Flowers for My Father is a mature release. Not mature as in lifestyle, I’m pretty sure Sadistik is still about that rap life. And you all should know by now that has nothing to do with maturity. But mature in terms of content and musicality. The whole record has an unhurried pace that makes the listener give each song its due. I’ve listened to the album probably four times now, and I haven’t skipped a single song. In fact quite the contrary, unless I’m paying attention to the titles as they chance, the album kind of runs together. It displays a unity of sound that is hard to pull off without the use of a single producer and even then. There are timely and thoughtful samples, over strings and synths and interesting drum programming.
My family, after my grandmother’s funeral, all gathered at this really, really good restaurant. It was so strange eating such delicious food while feeling so, so sad. I’ll leave that description there.
Outside of the excellent, “City in Amber,” the highlights are, for me, the last four tracks. Instead of the album getting weaker with throw away tracks tacked onto the end to flush out what should otherwise be a mixtape or and EP or something, Flowers for My Father gathers strength like a monster feeding off the fear and bullets, getting more and more urgent, building towards a satisfying conclusion. “Seven Devils” is a heavy rock infused head-nodder with a catchy chorus with one version: “Seven devils in my head / saying they are friends / Seven devils in my head / playing their pretend / Seven devils placing bets / Seven devils made of flesh / Seven devils in my head craving for attention!”
“Exit Theme” featuring Astronautalis and Lotte Kestner is a desperate leap into the night, a running start at a wall, full-knowing the outcome but incapable of ready, set, go. “Melancholia” might be, personally, the most meaningful writing on the record. I’ve actually looked up the words, doing that old replay-play-replay-play to make sure I understand. It’s why it’s taken me so long to write this review. I’ve been to busy actually listening. Flowers for My Father closes with what might be best song on the album, with chorus from label-head and lumpy vegetarian, Ceschi.

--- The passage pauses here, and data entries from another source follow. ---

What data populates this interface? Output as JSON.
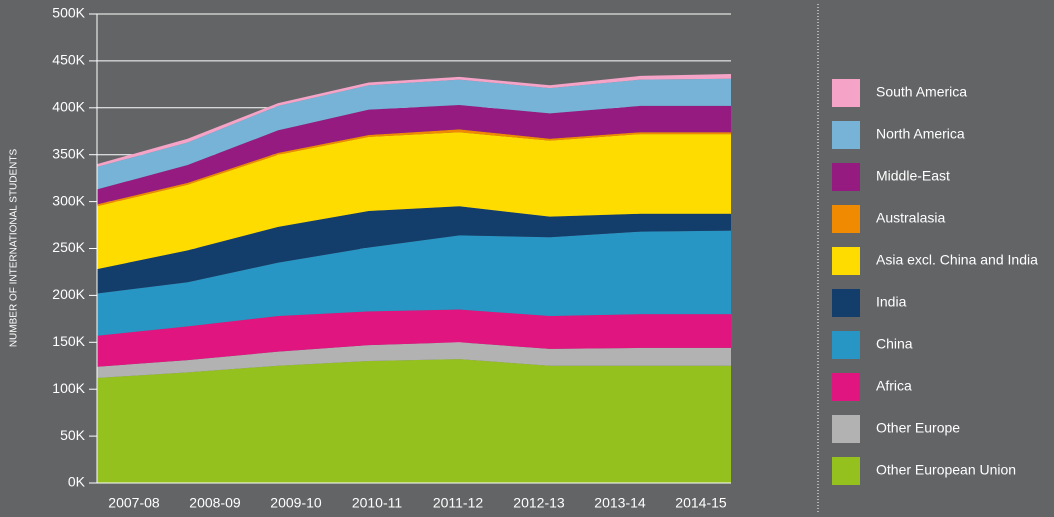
{
  "chart_data": {
    "type": "stacked_area",
    "y_label": "NUMBER OF INTERNATIONAL STUDENTS",
    "categories": [
      "2007-08",
      "2008-09",
      "2009-10",
      "2010-11",
      "2011-12",
      "2012-13",
      "2013-14",
      "2014-15"
    ],
    "series": [
      {
        "name": "Other European Union",
        "color": "#95c11f",
        "values": [
          112,
          118,
          125,
          130,
          132,
          125,
          125,
          125
        ]
      },
      {
        "name": "Other Europe",
        "color": "#b2b2b2",
        "values": [
          12,
          13,
          15,
          17,
          18,
          18,
          19,
          19
        ]
      },
      {
        "name": "Africa",
        "color": "#e0157f",
        "values": [
          33,
          36,
          38,
          36,
          35,
          35,
          36,
          36
        ]
      },
      {
        "name": "China",
        "color": "#2896c4",
        "values": [
          45,
          47,
          57,
          68,
          79,
          84,
          88,
          89
        ]
      },
      {
        "name": "India",
        "color": "#133e6c",
        "values": [
          26,
          34,
          38,
          39,
          31,
          22,
          19,
          18
        ]
      },
      {
        "name": "Asia excl. China and India",
        "color": "#ffdc00",
        "values": [
          67,
          70,
          77,
          79,
          79,
          81,
          85,
          85
        ]
      },
      {
        "name": "Australasia",
        "color": "#f08a00",
        "values": [
          2,
          2,
          2,
          2,
          3,
          2,
          2,
          2
        ]
      },
      {
        "name": "Middle-East",
        "color": "#951b81",
        "values": [
          16,
          19,
          24,
          27,
          26,
          27,
          28,
          28
        ]
      },
      {
        "name": "North America",
        "color": "#76b3d6",
        "values": [
          24,
          24,
          26,
          26,
          27,
          27,
          28,
          29
        ]
      },
      {
        "name": "South America",
        "color": "#f5a3c7",
        "values": [
          3,
          4,
          3,
          3,
          3,
          3,
          4,
          5
        ]
      }
    ],
    "ylim": [
      0,
      500
    ],
    "yticks": [
      {
        "value": 0,
        "label": "0K"
      },
      {
        "value": 50,
        "label": "50K"
      },
      {
        "value": 100,
        "label": "100K"
      },
      {
        "value": 150,
        "label": "150K"
      },
      {
        "value": 200,
        "label": "200K"
      },
      {
        "value": 250,
        "label": "250K"
      },
      {
        "value": 300,
        "label": "300K"
      },
      {
        "value": 350,
        "label": "350K"
      },
      {
        "value": 400,
        "label": "400K"
      },
      {
        "value": 450,
        "label": "450K"
      },
      {
        "value": 500,
        "label": "500K"
      }
    ],
    "grid": true
  }
}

Sadistik has done an incredible thing with Flowers for My Father: he’s managed to display his skills both technically and through concise writing, and managed to move it all forward a bit. What I mean by this is that this is the first record from a, for lack of a better term, straight up rapper to achieve the same soaring meaning and sonic quality of Ceschi, or Astronautalis, or Why?, without the ability to sing or anything. Sadistik has managed to include intelligent features where needed to compensate. He also has the ability to communicate emotion not unlike David Ramos, with the ability to spit of a more traditional emcee. This might be the crossover record indie rap has been looking for.